Regenerative glutamate release in the hippocampus of Rett syndrome model mice

Excess glutamate during intense neuronal activity is not instantly cleared and may accumulate in the extracellular space. This has various long-term consequences such as ectopic signaling, modulation of synaptic efficacy and excitotoxicity; the latter implicated in various neurodevelopmental and neurodegenerative diseases. In this study, the quantitative imaging of glutamate homeostasis of hippocampal slices from methyl-CpG binding protein 2 knock-out (Mecp2-/y) mice, a model of Rett syndrome (RTT), revealed unusual repetitive glutamate transients. They appeared in phase with bursts of action potentials in the CA1 neurons. Both glutamate transients and bursting activity were suppressed by the blockade of sodium, AMPA and voltage-gated calcium channels (T- and R-type), and enhanced after the inhibition of HCN channels. HCN and calcium channels in RTT and wild-type (WT) CA1 neurons displayed different voltage-dependencies and kinetics. Both channels modulated postsynaptic integration and modified the pattern of glutamate spikes in the RTT hippocampus. Spontaneous glutamate transients were much less abundant in the WT preparations, and, when observed, had smaller amplitude and frequency. The basal ambient glutamate levels in RTT were higher and transient glutamate increases (spontaneous and evoked by stimulation of Schaffer collaterals) decayed slower. Both features indicate less efficient glutamate uptake in RTT. To explain the generation of repetitive glutamate spikes, we designed a novel model of glutamate-induced glutamate release. The simulations correctly predicted the patterns of spontaneous glutamate spikes observed under different experimental conditions. We propose that pervasive spontaneous glutamate release is a hallmark of Mecp2-/y hippocampus, stemming from and modulating the hyperexcitability of neurons.
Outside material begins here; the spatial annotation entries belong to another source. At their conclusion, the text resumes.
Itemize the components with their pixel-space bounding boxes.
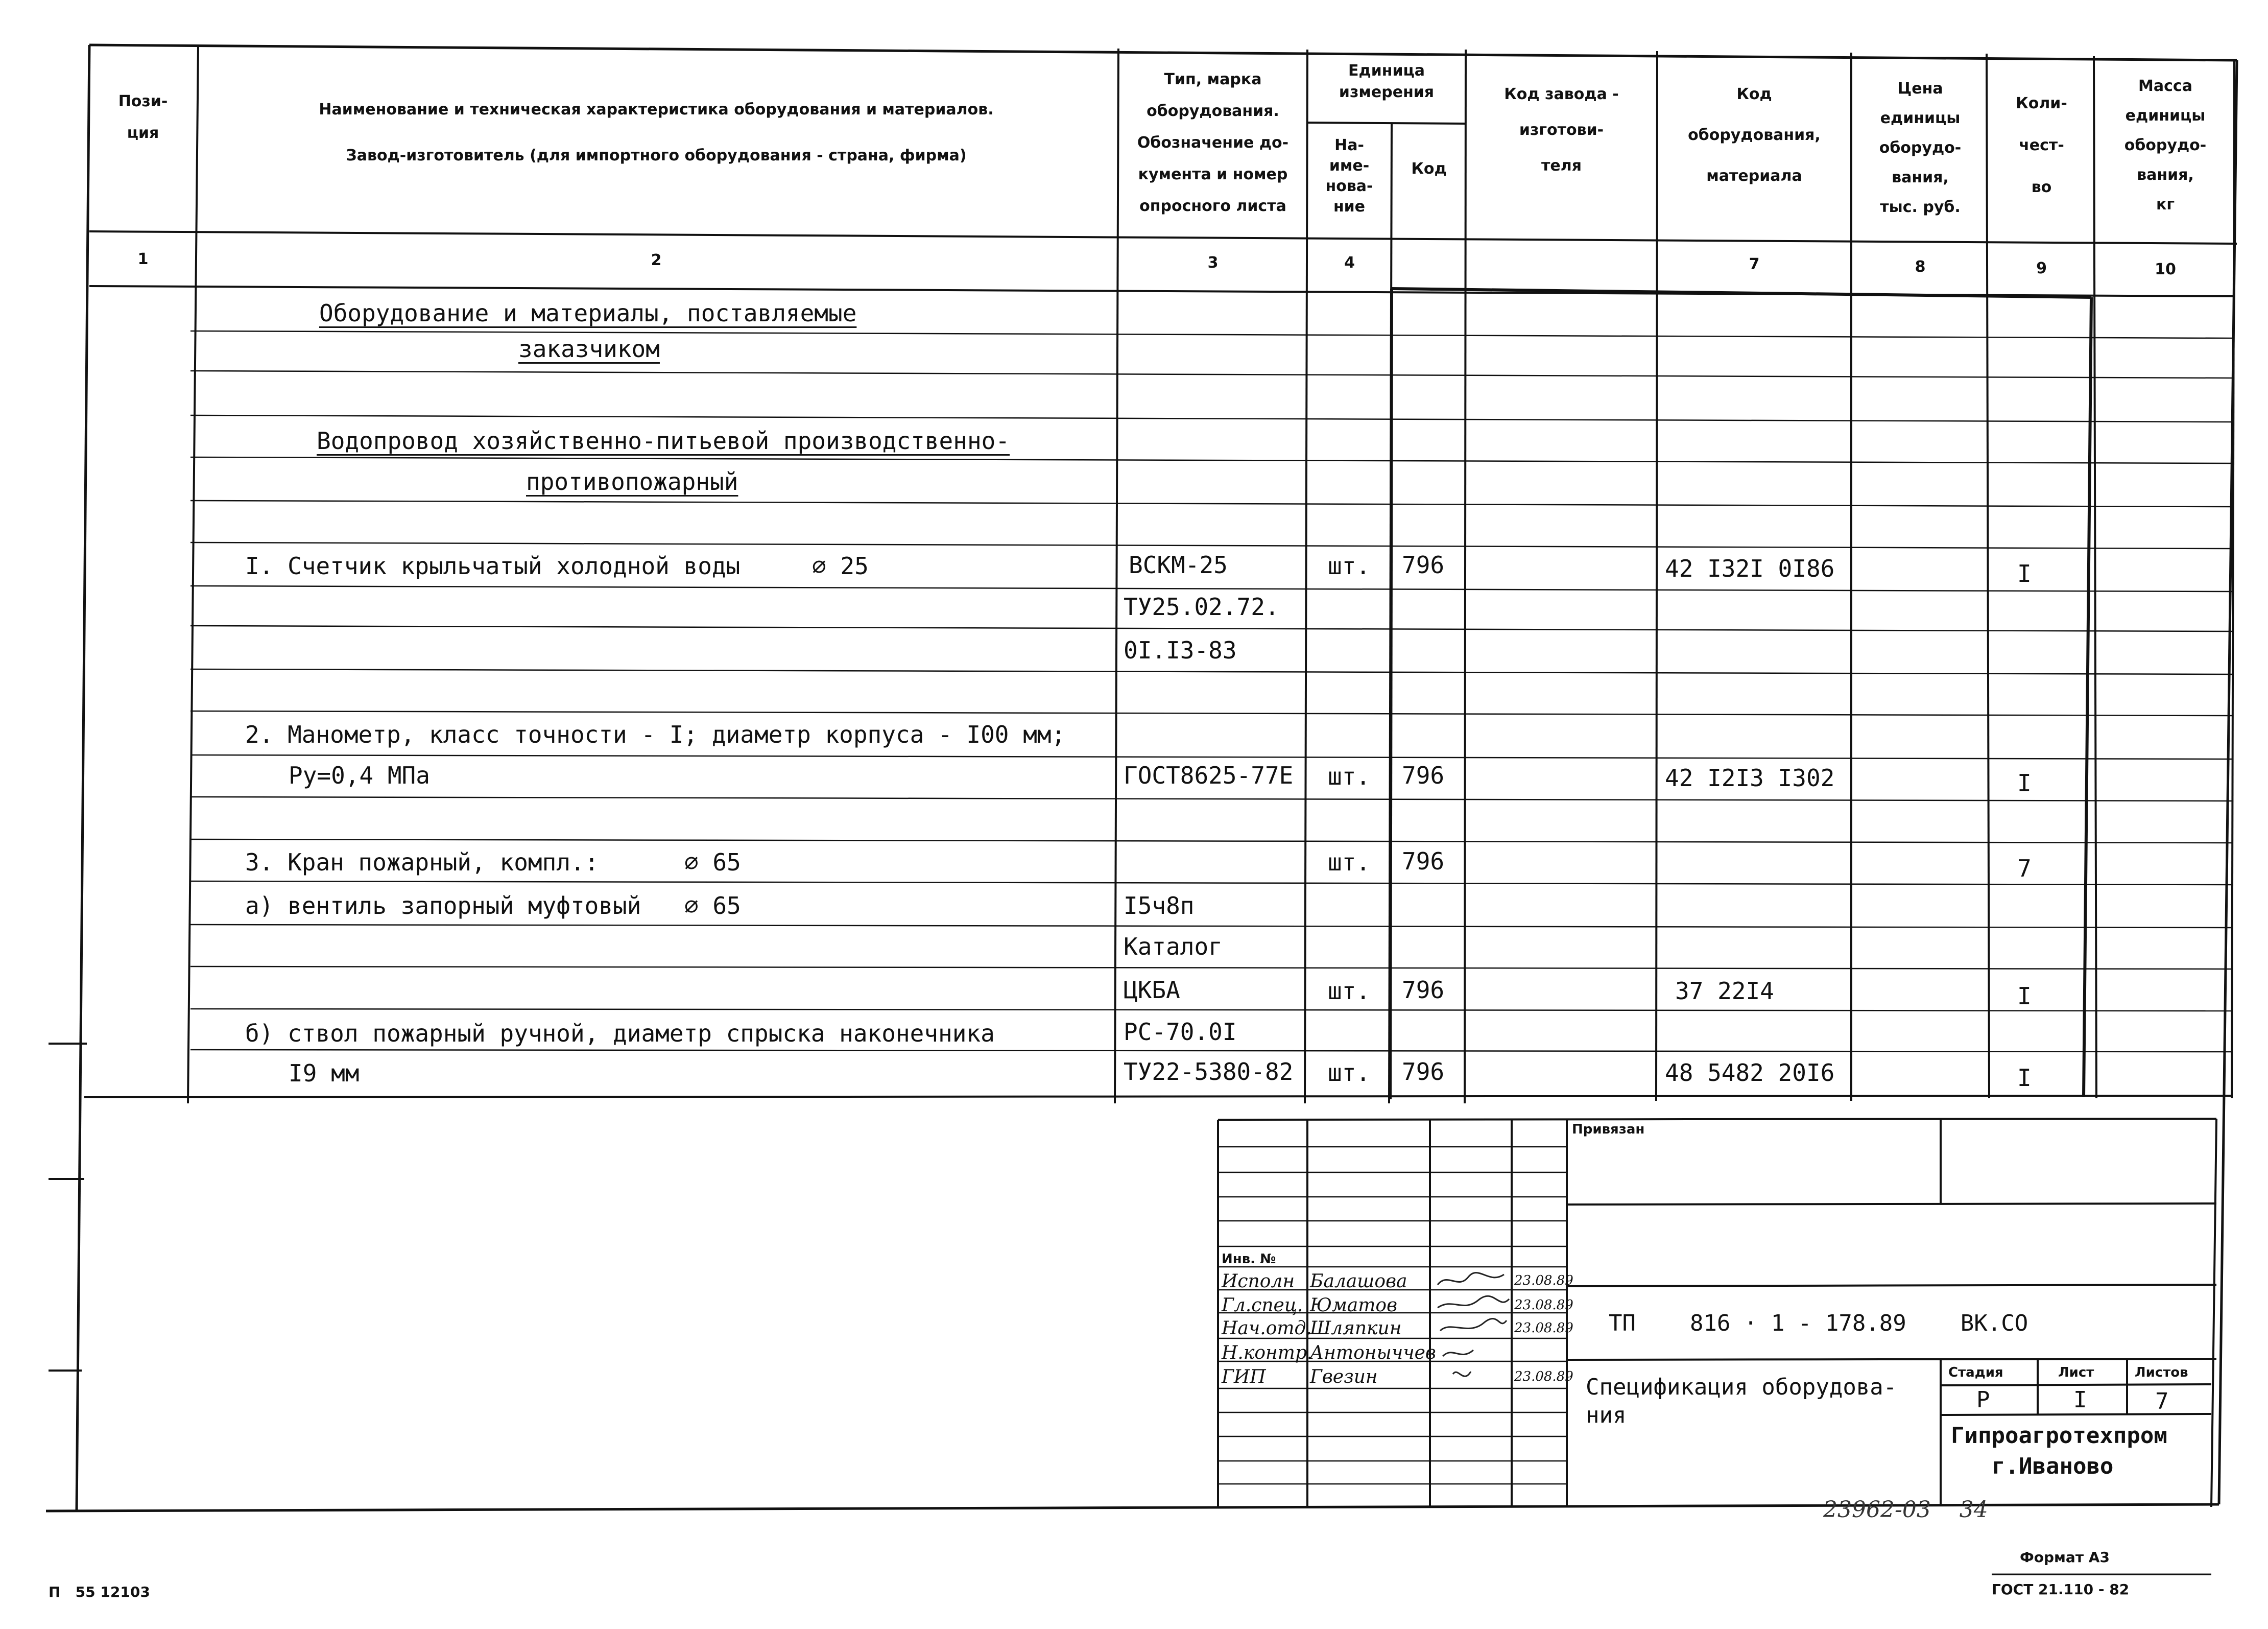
item3a-type-1: I5ч8п: [1124, 892, 1195, 919]
section-heading-water-supply-line1: Водопровод хозяйственно-питьевой производственно-: [317, 427, 1010, 455]
header-price-line1: Цена: [1897, 80, 1943, 98]
item3b-name-2: I9 мм: [289, 1059, 360, 1087]
signatures: [1433, 1269, 1514, 1392]
name-chief-engineer: Гвезин: [1310, 1366, 1378, 1387]
header-unit-name-line4: ние: [1333, 198, 1366, 216]
date-chief-engineer: 23.08.89: [1514, 1369, 1573, 1384]
col-number-10: 10: [2155, 261, 2176, 278]
header-unit-group-line1: Единица: [1348, 62, 1425, 80]
document-title-line1: Спецификация оборудова-: [1586, 1374, 1897, 1400]
header-name-line2: Завод-изготовитель (для импортного оборудования - страна, фирма): [346, 147, 967, 164]
header-type-line3: Обозначение до-: [1137, 134, 1289, 152]
col-number-7: 7: [1749, 255, 1760, 273]
item3b-type-2: ТУ22-5380-82: [1124, 1058, 1294, 1085]
item2-type: ГОСТ8625-77Е: [1124, 762, 1294, 789]
item2-quantity: I: [2017, 769, 2032, 797]
col-number-9: 9: [2036, 259, 2047, 277]
item2-unit-code: 796: [1402, 762, 1445, 789]
item3-diameter: ⌀ 65: [684, 848, 741, 876]
archive-stamp: П 55 12103: [49, 1584, 150, 1600]
header-unit-code: Код: [1411, 160, 1447, 178]
item1-name: I. Счетчик крыльчатый холодной воды: [245, 552, 741, 580]
header-mass-line2: единицы: [2125, 107, 2206, 125]
item3a-name: а) вентиль запорный муфтовый: [245, 892, 641, 919]
role-chief-specialist: Гл.спец.: [1222, 1295, 1303, 1316]
header-quantity: [1989, 82, 2094, 209]
header-factory-code-line3: теля: [1541, 157, 1582, 175]
section-heading-customer-supply-line1: Оборудование и материалы, поставляемые: [319, 299, 857, 327]
header-name: [202, 92, 1111, 174]
organization-line1: Гипроагротехпром: [1951, 1423, 2167, 1449]
stage-value: Р: [1976, 1387, 1990, 1413]
item3a-diameter: ⌀ 65: [684, 892, 741, 919]
header-position: [97, 82, 189, 153]
header-mass: [2096, 69, 2234, 222]
section-heading-water-supply-line2: противопожарный: [526, 468, 738, 495]
item1-diameter: ⌀ 25: [812, 552, 869, 580]
item3b-name: б) ствол пожарный ручной, диаметр спрыска наконечника: [245, 1020, 995, 1047]
header-price-line3: оборудо-: [1879, 139, 1962, 157]
col-number-1: 1: [137, 250, 149, 268]
header-unit-name-line2: име-: [1329, 157, 1370, 175]
header-mass-line4: вания,: [2137, 166, 2194, 184]
date-chief-specialist: 23.08.89: [1514, 1297, 1573, 1313]
col-number-8: 8: [1915, 258, 1926, 276]
header-unit-name-line1: На-: [1334, 136, 1364, 154]
sheet-value: I: [2073, 1387, 2087, 1413]
item3a-unit-code: 796: [1402, 976, 1445, 1004]
item1-quantity: I: [2017, 560, 2032, 587]
header-material-code-line3: материала: [1706, 167, 1802, 185]
item3b-unit: шт.: [1328, 1059, 1371, 1087]
gost-reference: ГОСТ 21.110 - 82: [1992, 1581, 2130, 1598]
header-mass-line5: кг: [2156, 196, 2175, 214]
item3a-type-3: ЦКБА: [1124, 976, 1180, 1004]
sheet-label: Лист: [2058, 1365, 2094, 1380]
section-heading-customer-supply-line2: заказчиком: [518, 335, 660, 363]
title-block-inventory-label: Инв. №: [1222, 1252, 1276, 1267]
stage-label: Стадия: [1948, 1365, 2003, 1380]
header-factory-code-line1: Код завода -: [1504, 85, 1619, 103]
organization-line2: г.Иваново: [1992, 1453, 2114, 1479]
header-material-code: [1660, 77, 1849, 194]
col-number-3: 3: [1207, 254, 1219, 272]
header-mass-line3: оборудо-: [2124, 136, 2207, 154]
header-type-line4: кумента и номер: [1138, 166, 1288, 183]
item1-unit-code: 796: [1402, 551, 1445, 579]
role-norm-control: Н.контр.: [1222, 1342, 1313, 1363]
item1-unit: шт.: [1328, 552, 1371, 580]
name-dept-head: Шляпкин: [1310, 1318, 1402, 1339]
item3b-type-1: РС-70.0I: [1124, 1018, 1237, 1046]
item2-material-code: 42 I2I3 I302: [1665, 764, 1835, 792]
header-quantity-line1: Коли-: [2016, 95, 2067, 112]
col-number-4: 4: [1344, 254, 1355, 272]
header-price-line5: тыс. руб.: [1880, 198, 1961, 216]
header-type-line1: Тип, марка: [1164, 70, 1262, 88]
date-executor: 23.08.89: [1514, 1273, 1573, 1288]
header-quantity-line3: во: [2031, 178, 2052, 196]
header-position-line2: ция: [127, 124, 159, 142]
item3b-material-code: 48 5482 20I6: [1665, 1059, 1835, 1087]
name-norm-control: Антоныччев: [1310, 1342, 1436, 1363]
header-price-line4: вания,: [1892, 169, 1949, 186]
header-mass-line1: Масса: [2138, 77, 2192, 95]
header-unit-group: [1310, 54, 1463, 110]
item3-name: 3. Кран пожарный, компл.:: [245, 848, 599, 876]
header-price: [1854, 72, 1987, 225]
item2-name: 2. Манометр, класс точности - I; диаметр корпуса - I00 мм;: [245, 721, 1066, 748]
header-factory-code-line2: изготови-: [1519, 121, 1604, 139]
document-code: ТП 816 · 1 - 178.89 ВК.СО: [1609, 1310, 2028, 1336]
item2-unit: шт.: [1328, 763, 1371, 790]
header-type: [1121, 59, 1305, 227]
item3b-quantity: I: [2017, 1064, 2032, 1092]
sheets-label: Листов: [2135, 1365, 2188, 1380]
header-unit-name-line3: нова-: [1325, 177, 1373, 195]
role-dept-head: Нач.отд.: [1222, 1318, 1312, 1339]
item3a-material-code: 37 22I4: [1675, 977, 1774, 1005]
item3-unit-code: 796: [1402, 847, 1445, 875]
header-quantity-line2: чест-: [2019, 136, 2064, 154]
sheet-format: Формат А3: [2020, 1549, 2110, 1566]
header-type-line2: оборудования.: [1147, 102, 1279, 120]
role-executor: Исполн: [1222, 1271, 1295, 1292]
item3a-type-2: Каталог: [1124, 933, 1223, 960]
col-number-2: 2: [651, 251, 662, 269]
header-unit-group-line2: измерения: [1339, 83, 1435, 101]
handwritten-archive-number: 23962-03 34: [1823, 1497, 1988, 1523]
header-type-line5: опросного листа: [1139, 197, 1286, 215]
document-title-line2: ния: [1586, 1402, 1627, 1428]
item3b-unit-code: 796: [1402, 1058, 1445, 1085]
header-factory-code: [1468, 72, 1655, 189]
header-unit-name: [1308, 125, 1390, 227]
item1-material-code: 42 I32I 0I86: [1665, 555, 1835, 582]
item3a-unit: шт.: [1328, 977, 1371, 1005]
item1-type-3: 0I.I3-83: [1124, 636, 1237, 664]
item3-unit: шт.: [1328, 848, 1371, 876]
title-block-linked-label: Привязан: [1572, 1122, 1645, 1137]
header-price-line2: единицы: [1880, 109, 1961, 127]
name-chief-specialist: Юматов: [1310, 1295, 1398, 1316]
role-chief-engineer: ГИП: [1222, 1366, 1266, 1387]
item2-name-2: Ру=0,4 МПа: [289, 762, 430, 789]
header-material-code-line2: оборудования,: [1688, 126, 1821, 144]
header-name-line1: Наименование и техническая характеристика оборудования и материалов.: [319, 101, 994, 119]
item3a-quantity: I: [2017, 982, 2032, 1010]
item3-quantity: 7: [2017, 855, 2032, 882]
header-material-code-line1: Код: [1736, 85, 1772, 103]
item1-type-2: ТУ25.02.72.: [1124, 593, 1279, 621]
name-executor: Балашова: [1310, 1271, 1407, 1292]
date-dept-head: 23.08.89: [1514, 1320, 1573, 1336]
header-position-line1: Пози-: [118, 92, 168, 110]
sheets-value: 7: [2155, 1388, 2169, 1414]
item1-type-1: ВСКМ-25: [1129, 551, 1228, 579]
神经元强烈活动时产生的过量谷氨酸（glutamate）无法被立即清除，可能在细胞外间隙蓄积。这会引发多种长期效应，例如异位信号传导、突触效能调控异常以及兴奋性毒性（excitotoxicity）；其中兴奋性毒性与多种神经发育及神经退行性疾病密切相关。本研究通过对瑞特综合征（Rett syndrome, RTT）模型——甲基CpG结合蛋白2敲除（Mecp2-/y）小鼠的海马脑片（hippocampal slices）开展谷氨酸稳态定量成像，观察到了异常的重复性谷氨酸瞬态变化。这些瞬态变化与CA1神经元的动作电位（action potentials）爆发同步出现。谷氨酸瞬态变化与神经元爆发活动均可被钠通道（sodium channels）、AMPA受体及T、R型电压门控钙通道（voltage-gated calcium channels）的阻断剂抑制，而经超极化激活环核苷酸门控通道（HCN channels）抑制剂处理后则显著增强。RTT模型与野生型（wild-type, WT）CA1神经元中的HCN通道及钙通道，在电压依赖性与动力学特性上均存在差异。这两类通道均可调控突触后整合（postsynaptic integration）过程，并改变RTT模型小鼠海马内的谷氨酸峰电位模式。野生型标本中的自发性谷氨酸瞬态变化则显著更少，即便被观测到，其幅度与频率也更低。RTT模型小鼠的基础环境谷氨酸水平更高，且谷氨酸瞬态升高（包括自发性升高及谢弗侧支（Schaffer collaterals）刺激诱发的升高）的衰减速度更慢。上述两点均表明，RTT模型小鼠的谷氨酸摄取（glutamate uptake）效率更低。为阐释重复性谷氨酸峰电位的产生机制，我们构建了一种全新的谷氨酸诱导谷氨酸释放模型。该模型的仿真结果准确预测了不同实验条件下观测到的自发性谷氨酸峰电位模式。我们提出，广泛存在的自发性谷氨酸释放是Mecp2-/y小鼠海马的标志性特征，其源于神经元过度兴奋性（hyperexcitability）并可对其进行调控。